How will I be able to follow the conversation? “Don’t worry, Syra. I will translate everything to you.” Namjoon says, seems like he understands how lost I am.

They discuss a lot. Namjoon doesn’t translate a single word, he is too wrapped up in the conversation. It is somehow funny watching them and only being able to imagine what they are saying. It reminds me of those ‘Misheard Lyrics’ Videos I found last night. They are just too funny.

  20 minutes pass until Namjoon turns to me. “I think you know that you two caused a scandal. A big one to be honest. But Sejin just came up with the idea of telling the fans that you are a cousin. Also that means, if you two want to be together, you can never go public and need to be even more careful.” Did he just ask me if I am ok with telling the world that I am Tae’s cousin, when the truth is that I am, strange as it sounds, in love with him? “I cannot say this. I won’t be able to think if it is OK to kiss him every time before I do it.”

  “But we need an answer.”

  “The answer is no.” I insist.

  “Have you got any idea then?” Sejin asks annoyed.

  “I need time to think about it. I just woke up and this is a choice that will affect my whole life so you cannot expect me to answer this in the blink of an eye.” I say, maybe a way too uneasy. Sejin sighs. “There is no time left. The fans start spreading their theories about who you are. We need to make it clear to them as soon as possible.” Namjoon tries to explain, but I am just too overwhelmed to think straight. “I am not able to answer this now. I need time.”

  “But we want an answer now!” Sejin shouts at me hitting his fist on the table. Is he serious? Shouting at a girl that currently watches her life falling apart? I try to hold back my tears but it is just too hard. I cannot stand his sight anymore. Without thinking about what I am doing I rush out of the room, putting on my shoes and leave the dorm, slamming the door right behind me.
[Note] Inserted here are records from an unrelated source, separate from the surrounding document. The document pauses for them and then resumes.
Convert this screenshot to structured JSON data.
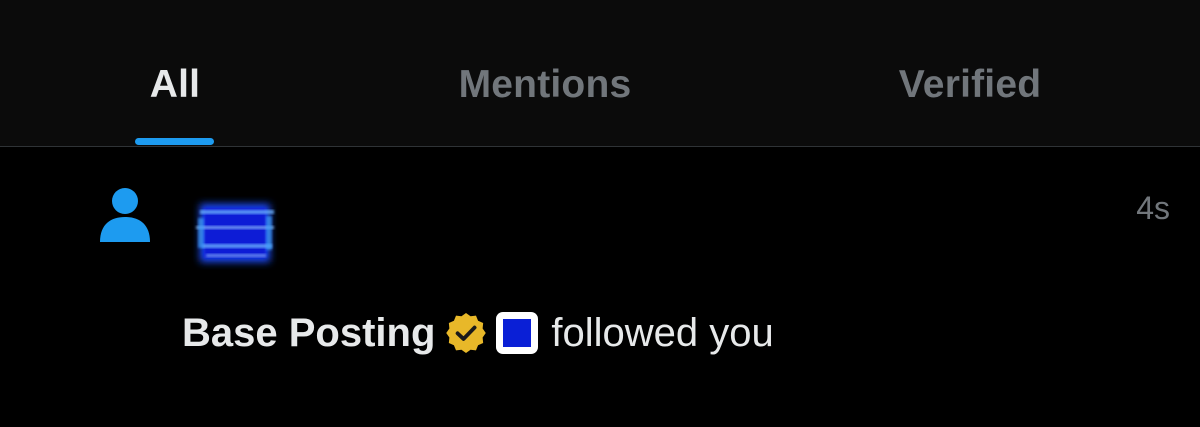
{
  "tabs": [
    {
      "label": "All",
      "active": true
    },
    {
      "label": "Mentions",
      "active": false
    },
    {
      "label": "Verified",
      "active": false
    }
  ],
  "colors": {
    "accent": "#1d9bf0",
    "background": "#000000",
    "tab_bar_background": "#0b0b0b",
    "inactive_text": "#71767b",
    "primary_text": "#e7e9ea",
    "verified_badge": "#e8b829",
    "square_emoji": "#0a1fd6"
  },
  "notification": {
    "type_icon": "person-icon",
    "avatar_icon": "blurred-blue-square-avatar",
    "timestamp": "4s",
    "user_name": "Base Posting",
    "badge_icon": "verified-gold-badge-icon",
    "emoji_icon": "blue-square-emoji-icon",
    "action": "followed you"
  }
}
  I don’t know where I am going. I don’t even know where I am since I just followed Tae and Jungkook yesterday. It’s May, so it is sunny outside, but still cold. The sudden change of brightness makes me fall back against the door, but I am back on my feet again after a few seconds of instability.

¤¤¤¤¤

  I don’t know how far I already walked, but I reached a small river. The water sparkles like there were little stars in it, thanks to the sun. It is a little relieve after the down pulling situations of the past few hours. I am breathing in the clean air here. It makes me feel alive again, after I couldn’t feel anything but numbness after the phone call.

  The phone call. The stress caused by the picture of me and Taehyung nearly made me forget it. My mother is dead. I look at my phone with the intention to check the time, but the battery died and I forgot to charge it back at the dorm. Seems like I am lost now, lost in a city I don’t know.
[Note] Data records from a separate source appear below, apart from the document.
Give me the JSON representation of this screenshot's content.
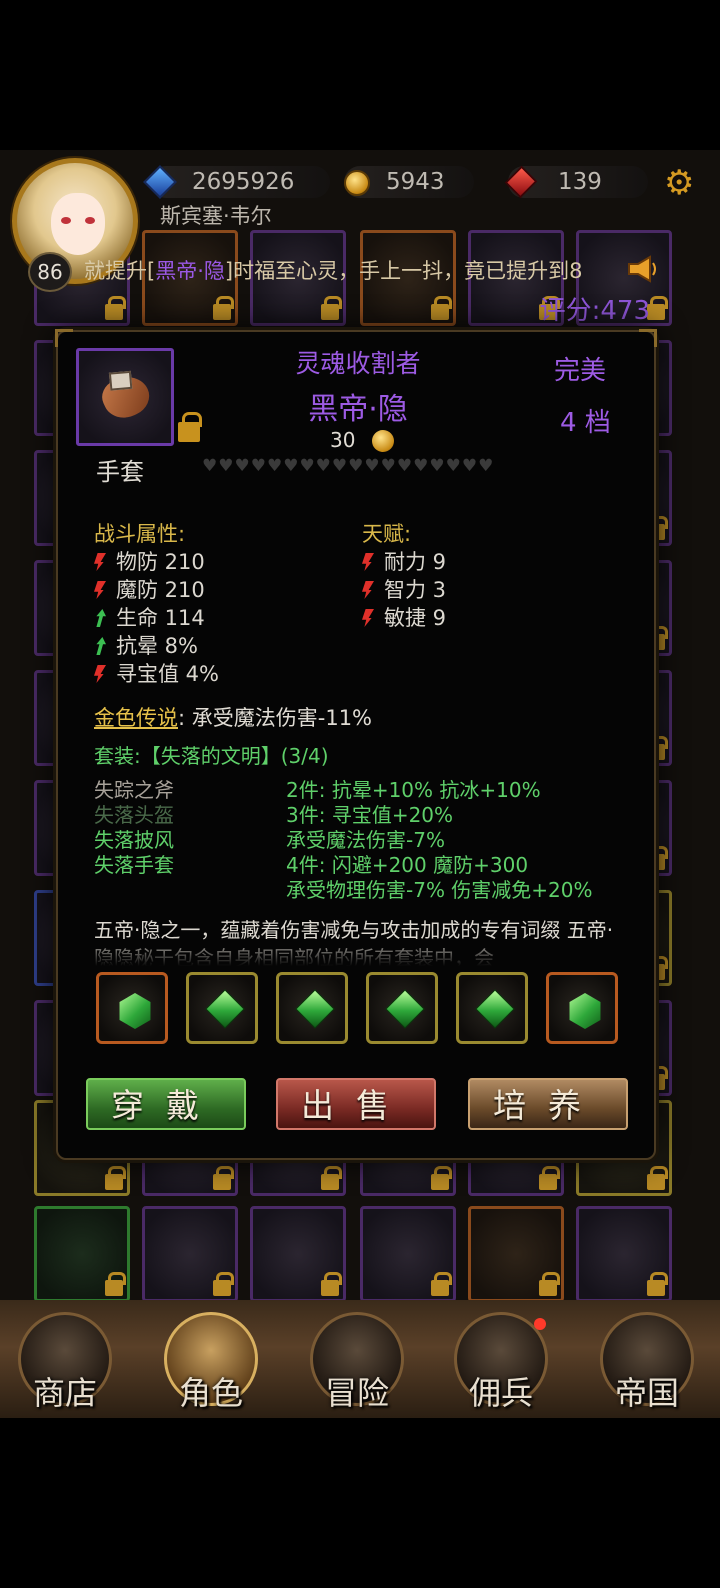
{
  "header": {
    "crystals": "2695926",
    "coins": "5943",
    "gems": "139",
    "player_name": "斯宾塞·韦尔",
    "level": "86",
    "marquee_prefix": "就提升[",
    "marquee_highlight": "黑帝·隐",
    "marquee_suffix": "]时福至心灵，手上一抖，竟已提升到8",
    "score": "评分:473"
  },
  "item": {
    "title": "灵魂收割者",
    "name": "黑帝·隐",
    "price": "30",
    "quality": "完美",
    "grade": "4 档",
    "type": "手套",
    "hearts": "♥♥♥♥♥♥♥♥♥♥♥♥♥♥♥♥♥♥"
  },
  "combat": {
    "label": "战斗属性:",
    "stats": [
      {
        "text": "物防 210",
        "dir": "down"
      },
      {
        "text": "魔防 210",
        "dir": "down"
      },
      {
        "text": "生命 114",
        "dir": "up"
      },
      {
        "text": "抗晕 8%",
        "dir": "up"
      },
      {
        "text": "寻宝值 4%",
        "dir": "down"
      }
    ]
  },
  "talent": {
    "label": "天赋:",
    "stats": [
      {
        "text": "耐力 9",
        "dir": "down"
      },
      {
        "text": "智力 3",
        "dir": "down"
      },
      {
        "text": "敏捷 9",
        "dir": "down"
      }
    ]
  },
  "legend": {
    "label": "金色传说",
    "text": ":  承受魔法伤害-11%"
  },
  "set": {
    "title": "套装:【失落的文明】(3/4)",
    "items": [
      {
        "name": "失踪之斧",
        "color": "#a8a29a"
      },
      {
        "name": "失落头盔",
        "color": "#4a6a4a"
      },
      {
        "name": "失落披风",
        "color": "#5fd06a"
      },
      {
        "name": "失落手套",
        "color": "#5fd06a"
      }
    ],
    "bonuses": [
      "2件:  抗晕+10% 抗冰+10%",
      "3件:  寻宝值+20%",
      "承受魔法伤害-7%",
      "4件:  闪避+200 魔防+300",
      "承受物理伤害-7% 伤害减免+20%"
    ]
  },
  "description": "五帝·隐之一，蕴藏着伤害减免与攻击加成的专有词缀 五帝·隐隐秘于包含自身相同部位的所有套装中，会",
  "sockets": [
    "orange-hex",
    "gold-dia",
    "gold-dia",
    "gold-dia",
    "gold-dia",
    "orange-hex"
  ],
  "buttons": {
    "wear": "穿戴",
    "sell": "出售",
    "train": "培养"
  },
  "nav": {
    "shop": "商店",
    "role": "角色",
    "adventure": "冒险",
    "mercenary": "佣兵",
    "empire": "帝国"
  }
}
  I take a few steps forward, closer to the river. The brawl of it calms me somehow down. I always felt an attraction to the nature. I never was that kind of person who liked living in a big city, I am a village child. I sit down and lay back in the grass by the river, watching the clouds flying high in the sky.

  ‘You are up there now.’ I think to myself. ‘I already miss you. You would know what to do now. You always did.’ My mother was my rescuer in many situations and she always had the perfect advice for how to solve a problem that seemed impossible to solve to me. She was that kind of mother you would read about in a book.

  I nearly doze off to sleep as I hear footsteps next to me. As I open my eyes, I see Tae standing right next to me. “I find you.” He says. “You did.” I answer. Did he just follow me all the way here? It already dawn again. “What is the time?”